Most of our collaboration arrangements are related to delivering a combined performance obligation satisfied over time. Revenue is recognized over the estimated research period using an input measure based on our actual full-time employee ("FTE") hours incurred as a percentage of projected FTE hours for completing the performance obligation. We evaluate the measure of progress each reporting period and, if necessary, we adjust the measure of performance and related revenue recognition. There have been changes in estimates of research service periods and/or the related estimated FTE hours-to-completion of certain of our research development programs in each reporting period. Such adjustment is accounted for on a prospective basis in our revenue recognition. Changes in our

estimated research service periods resulted in recognition of higher total revenue of $13.8 million for 2025 as compared to the estimated research service periods in place at the end of 2024, and a decrease of net loss per share by $0.10 for 2025.

Any consideration payable to our customers is treated as a reduction to the transaction price and revenue, unless the payment to the customer is in exchange for distinct good and services.

Research and Development Expenses

We record accrued liabilities for estimated costs of research, preclinical and clinical studies and contract manufacturing activities, which are a significant component of research and development expenses. A substantial portion of our ongoing research and development activities is conducted by third-party service providers. We accrue the costs incurred under agreements with these third parties based on actual work completed in accordance with the respective agreements. In the event we make advance payments, they are recorded as prepaid expenses and recognized as the services are performed. We determine the estimated costs through discussions with internal personnel and external service providers as to the progress of stage of completion of the services and the agreed-upon fees to be paid for such services.

We make estimates in determining the accrual balance in each reporting period. As actual costs become known, we adjust our accruals accordingly. While we do not expect our estimates to differ materially from the actual amounts incurred, differences in the status and timing of services performed relative to vendor reporting and invoicing may result in modest period-to-period variability. Our accruals depend, in part, on the timely and accurate reporting of services performed by third-party vendors. Differences between estimated and actual amounts, including but not limited to those related to patient enrollment levels, enrollment timing, and services performed, may result in adjustments to clinical trial expenses in future periods.

Uncertain Tax Position

We file income taxes in the U.S. federal jurisdiction, the state of California and various other U.S. states.
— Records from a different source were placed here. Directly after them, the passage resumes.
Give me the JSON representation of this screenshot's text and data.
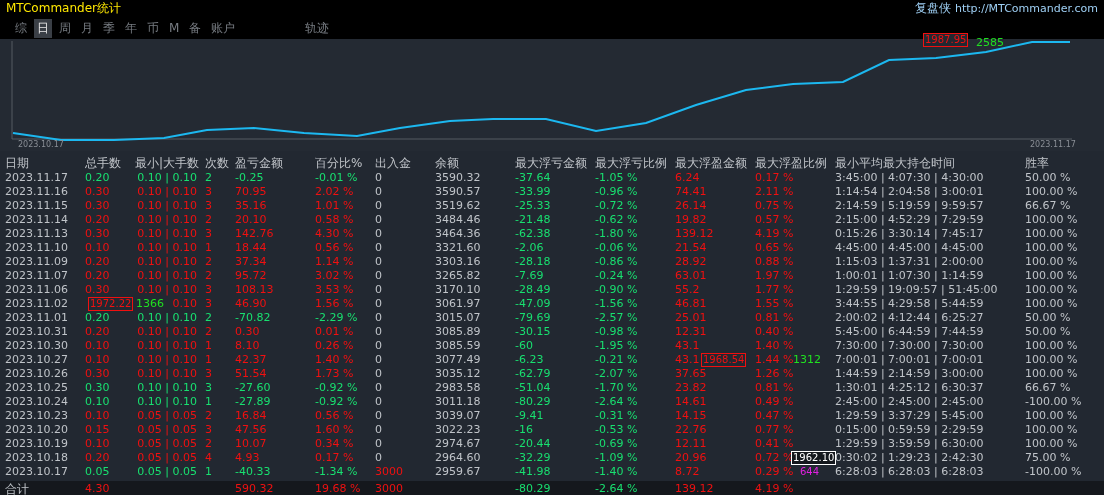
{
  "window": {
    "title": "MTCommander统计",
    "brand": "复盘侠",
    "url": "http://MTCommander.com"
  },
  "tabs": [
    {
      "label": "综",
      "selected": false
    },
    {
      "label": "日",
      "selected": true
    },
    {
      "label": "周",
      "selected": false
    },
    {
      "label": "月",
      "selected": false
    },
    {
      "label": "季",
      "selected": false
    },
    {
      "label": "年",
      "selected": false
    },
    {
      "label": "币",
      "selected": false
    },
    {
      "label": "M",
      "selected": false
    },
    {
      "label": "备",
      "selected": false
    },
    {
      "label": "账户",
      "selected": false
    },
    {
      "label": "轨迹",
      "selected": false
    }
  ],
  "chart": {
    "start_date": "2023.10.17",
    "end_date": "2023.11.17"
  },
  "markers": [
    {
      "price": "1987.95",
      "count": "2585",
      "kind": "sell"
    },
    {
      "price": "1972.22",
      "count": "1366",
      "kind": "sell"
    },
    {
      "price": "1968.54",
      "count": "1312",
      "kind": "sell"
    },
    {
      "price": "1962.10",
      "count": "644",
      "kind": "current"
    }
  ],
  "table": {
    "columns": [
      "日期",
      "总手数",
      "最小|大手数",
      "次数",
      "盈亏金额",
      "百分比%",
      "出入金",
      "余额",
      "最大浮亏金额",
      "最大浮亏比例",
      "最大浮盈金额",
      "最大浮盈比例",
      "最小平均最大持仓时间",
      "胜率"
    ],
    "rows": [
      {
        "loss": true,
        "deposit": false,
        "cells": [
          "2023.11.17",
          "0.20",
          "0.10 | 0.10",
          "2",
          "-0.25",
          "-0.01 %",
          "0",
          "3590.32",
          "-37.64",
          "-1.05 %",
          "6.24",
          "0.17 %",
          "3:45:00 | 4:07:30 | 4:30:00",
          "50.00 %"
        ]
      },
      {
        "loss": false,
        "deposit": false,
        "cells": [
          "2023.11.16",
          "0.30",
          "0.10 | 0.10",
          "3",
          "70.95",
          "2.02 %",
          "0",
          "3590.57",
          "-33.99",
          "-0.96 %",
          "74.41",
          "2.11 %",
          "1:14:54 | 2:04:58 | 3:00:01",
          "100.00 %"
        ]
      },
      {
        "loss": false,
        "deposit": false,
        "cells": [
          "2023.11.15",
          "0.30",
          "0.10 | 0.10",
          "3",
          "35.16",
          "1.01 %",
          "0",
          "3519.62",
          "-25.33",
          "-0.72 %",
          "26.14",
          "0.75 %",
          "2:14:59 | 5:19:59 | 9:59:57",
          "66.67 %"
        ]
      },
      {
        "loss": false,
        "deposit": false,
        "cells": [
          "2023.11.14",
          "0.20",
          "0.10 | 0.10",
          "2",
          "20.10",
          "0.58 %",
          "0",
          "3484.46",
          "-21.48",
          "-0.62 %",
          "19.82",
          "0.57 %",
          "2:15:00 | 4:52:29 | 7:29:59",
          "100.00 %"
        ]
      },
      {
        "loss": false,
        "deposit": false,
        "cells": [
          "2023.11.13",
          "0.30",
          "0.10 | 0.10",
          "3",
          "142.76",
          "4.30 %",
          "0",
          "3464.36",
          "-62.38",
          "-1.80 %",
          "139.12",
          "4.19 %",
          "0:15:26 | 3:30:14 | 7:45:17",
          "100.00 %"
        ]
      },
      {
        "loss": false,
        "deposit": false,
        "cells": [
          "2023.11.10",
          "0.10",
          "0.10 | 0.10",
          "1",
          "18.44",
          "0.56 %",
          "0",
          "3321.60",
          "-2.06",
          "-0.06 %",
          "21.54",
          "0.65 %",
          "4:45:00 | 4:45:00 | 4:45:00",
          "100.00 %"
        ]
      },
      {
        "loss": false,
        "deposit": false,
        "cells": [
          "2023.11.09",
          "0.20",
          "0.10 | 0.10",
          "2",
          "37.34",
          "1.14 %",
          "0",
          "3303.16",
          "-28.18",
          "-0.86 %",
          "28.92",
          "0.88 %",
          "1:15:03 | 1:37:31 | 2:00:00",
          "100.00 %"
        ]
      },
      {
        "loss": false,
        "deposit": false,
        "cells": [
          "2023.11.07",
          "0.20",
          "0.10 | 0.10",
          "2",
          "95.72",
          "3.02 %",
          "0",
          "3265.82",
          "-7.69",
          "-0.24 %",
          "63.01",
          "1.97 %",
          "1:00:01 | 1:07:30 | 1:14:59",
          "100.00 %"
        ]
      },
      {
        "loss": false,
        "deposit": false,
        "cells": [
          "2023.11.06",
          "0.30",
          "0.10 | 0.10",
          "3",
          "108.13",
          "3.53 %",
          "0",
          "3170.10",
          "-28.49",
          "-0.90 %",
          "55.2",
          "1.77 %",
          "1:29:59 | 19:09:57 | 51:45:00",
          "100.00 %"
        ]
      },
      {
        "loss": false,
        "deposit": false,
        "cells": [
          "2023.11.02",
          null,
          "0.10",
          "3",
          "46.90",
          "1.56 %",
          "0",
          "3061.97",
          "-47.09",
          "-1.56 %",
          "46.81",
          "1.55 %",
          "3:44:55 | 4:29:58 | 5:44:59",
          "100.00 %"
        ]
      },
      {
        "loss": true,
        "deposit": false,
        "cells": [
          "2023.11.01",
          "0.20",
          "0.10 | 0.10",
          "2",
          "-70.82",
          "-2.29 %",
          "0",
          "3015.07",
          "-79.69",
          "-2.57 %",
          "25.01",
          "0.81 %",
          "2:00:02 | 4:12:44 | 6:25:27",
          "50.00 %"
        ]
      },
      {
        "loss": false,
        "deposit": false,
        "cells": [
          "2023.10.31",
          "0.20",
          "0.10 | 0.10",
          "2",
          "0.30",
          "0.01 %",
          "0",
          "3085.89",
          "-30.15",
          "-0.98 %",
          "12.31",
          "0.40 %",
          "5:45:00 | 6:44:59 | 7:44:59",
          "50.00 %"
        ]
      },
      {
        "loss": false,
        "deposit": false,
        "cells": [
          "2023.10.30",
          "0.10",
          "0.10 | 0.10",
          "1",
          "8.10",
          "0.26 %",
          "0",
          "3085.59",
          "-60",
          "-1.95 %",
          "43.1",
          "1.40 %",
          "7:30:00 | 7:30:00 | 7:30:00",
          "100.00 %"
        ]
      },
      {
        "loss": false,
        "deposit": false,
        "cells": [
          "2023.10.27",
          "0.10",
          "0.10 | 0.10",
          "1",
          "42.37",
          "1.40 %",
          "0",
          "3077.49",
          "-6.23",
          "-0.21 %",
          "43.1",
          "1.44 %",
          "7:00:01 | 7:00:01 | 7:00:01",
          "100.00 %"
        ]
      },
      {
        "loss": false,
        "deposit": false,
        "cells": [
          "2023.10.26",
          "0.30",
          "0.10 | 0.10",
          "3",
          "51.54",
          "1.73 %",
          "0",
          "3035.12",
          "-62.79",
          "-2.07 %",
          "37.65",
          "1.26 %",
          "1:44:59 | 2:14:59 | 3:00:00",
          "100.00 %"
        ]
      },
      {
        "loss": true,
        "deposit": false,
        "cells": [
          "2023.10.25",
          "0.30",
          "0.10 | 0.10",
          "3",
          "-27.60",
          "-0.92 %",
          "0",
          "2983.58",
          "-51.04",
          "-1.70 %",
          "23.82",
          "0.81 %",
          "1:30:01 | 4:25:12 | 6:30:37",
          "66.67 %"
        ]
      },
      {
        "loss": true,
        "deposit": false,
        "cells": [
          "2023.10.24",
          "0.10",
          "0.10 | 0.10",
          "1",
          "-27.89",
          "-0.92 %",
          "0",
          "3011.18",
          "-80.29",
          "-2.64 %",
          "14.61",
          "0.49 %",
          "2:45:00 | 2:45:00 | 2:45:00",
          "-100.00 %"
        ]
      },
      {
        "loss": false,
        "deposit": false,
        "cells": [
          "2023.10.23",
          "0.10",
          "0.05 | 0.05",
          "2",
          "16.84",
          "0.56 %",
          "0",
          "3039.07",
          "-9.41",
          "-0.31 %",
          "14.15",
          "0.47 %",
          "1:29:59 | 3:37:29 | 5:45:00",
          "100.00 %"
        ]
      },
      {
        "loss": false,
        "deposit": false,
        "cells": [
          "2023.10.20",
          "0.15",
          "0.05 | 0.05",
          "3",
          "47.56",
          "1.60 %",
          "0",
          "3022.23",
          "-16",
          "-0.53 %",
          "22.76",
          "0.77 %",
          "0:15:00 | 0:59:59 | 2:29:59",
          "100.00 %"
        ]
      },
      {
        "loss": false,
        "deposit": false,
        "cells": [
          "2023.10.19",
          "0.10",
          "0.05 | 0.05",
          "2",
          "10.07",
          "0.34 %",
          "0",
          "2974.67",
          "-20.44",
          "-0.69 %",
          "12.11",
          "0.41 %",
          "1:29:59 | 3:59:59 | 6:30:00",
          "100.00 %"
        ]
      },
      {
        "loss": false,
        "deposit": false,
        "cells": [
          "2023.10.18",
          "0.20",
          "0.05 | 0.05",
          "4",
          "4.93",
          "0.17 %",
          "0",
          "2964.60",
          "-32.29",
          "-1.09 %",
          "20.96",
          "0.72 %",
          "0:30:02 | 1:29:23 | 2:42:30",
          "75.00 %"
        ]
      },
      {
        "loss": true,
        "deposit": true,
        "cells": [
          "2023.10.17",
          "0.05",
          "0.05 | 0.05",
          "1",
          "-40.33",
          "-1.34 %",
          "3000",
          "2959.67",
          "-41.98",
          "-1.40 %",
          "8.72",
          "0.29 %",
          "6:28:03 | 6:28:03 | 6:28:03",
          "-100.00 %"
        ]
      }
    ],
    "total": [
      "合计",
      "4.30",
      "590.32",
      "19.68 %",
      "3000",
      "-80.29",
      "-2.64 %",
      "139.12",
      "4.19 %"
    ]
  }
}
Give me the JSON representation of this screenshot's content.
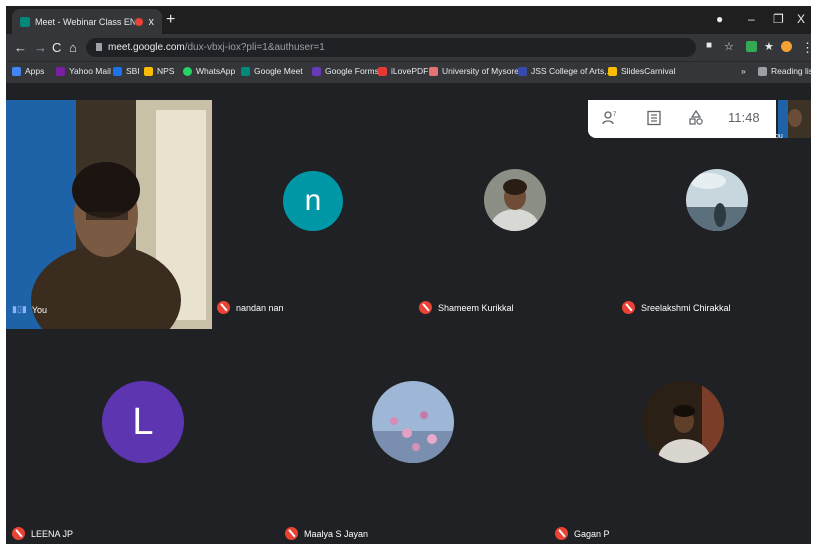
{
  "browser": {
    "tab_title": "Meet - Webinar Class END (",
    "tab_close": "x",
    "new_tab": "+",
    "url_domain": "meet.google.com",
    "url_rest": "/dux-vbxj-iox?pli=1&authuser=1",
    "window_controls": {
      "minimize": "–",
      "restore": "❐",
      "close": "X"
    }
  },
  "bookmarks": [
    {
      "label": "Apps",
      "color": "#4285f4"
    },
    {
      "label": "Yahoo Mail",
      "color": "#7b1fa2"
    },
    {
      "label": "SBI",
      "color": "#1a73e8"
    },
    {
      "label": "NPS",
      "color": "#fbbc04"
    },
    {
      "label": "WhatsApp",
      "color": "#25d366"
    },
    {
      "label": "Google Meet",
      "color": "#00897b"
    },
    {
      "label": "Google Forms",
      "color": "#673ab7"
    },
    {
      "label": "iLovePDF",
      "color": "#e53935"
    },
    {
      "label": "University of Mysore",
      "color": "#e57373"
    },
    {
      "label": "JSS College of Arts,...",
      "color": "#3949ab"
    },
    {
      "label": "SlidesCarnival",
      "color": "#fbbc04"
    }
  ],
  "reading_list": "Reading list",
  "meet": {
    "clock": "11:48",
    "self_label": "You",
    "participants": [
      {
        "name": "nandan nan",
        "initial": "n",
        "avatar_color": "#0097a7"
      },
      {
        "name": "Shameem Kurikkal",
        "photo": true
      },
      {
        "name": "Sreelakshmi Chirakkal",
        "photo": true
      },
      {
        "name": "LEENA JP",
        "initial": "L",
        "avatar_color": "#5e35b1"
      },
      {
        "name": "Maalya S Jayan",
        "photo": true
      },
      {
        "name": "Gagan P",
        "photo": true
      }
    ]
  },
  "icons": {
    "people": "people-icon",
    "chat": "chat-icon",
    "activities": "activities-icon"
  }
}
The state of California contested our tax position on revenue apportionment for upfront and milestone payments resulting from our collaboration and licensing agreements for the years 2017 and 2018. In September 2023, we received a Notice of Proposed Assessment ("NOPA") from the Franchise Tax Board. We recorded an uncertain tax position of $4.4 million in long term liabilities for the proposed tax assessment, penalties and interest through December 31, 2025. Additional utilization of carryforward attributes and indirect federal tax effects of the assessment would result in a reduction in deferred tax assets of $5.0 million as of December 31, 2025. We filed a protest to contest the proposed assessment in November 2023. Due to the ongoing nature of the examination and discussions with the state of California, we are unable to estimate a date by which this matter will be resolved.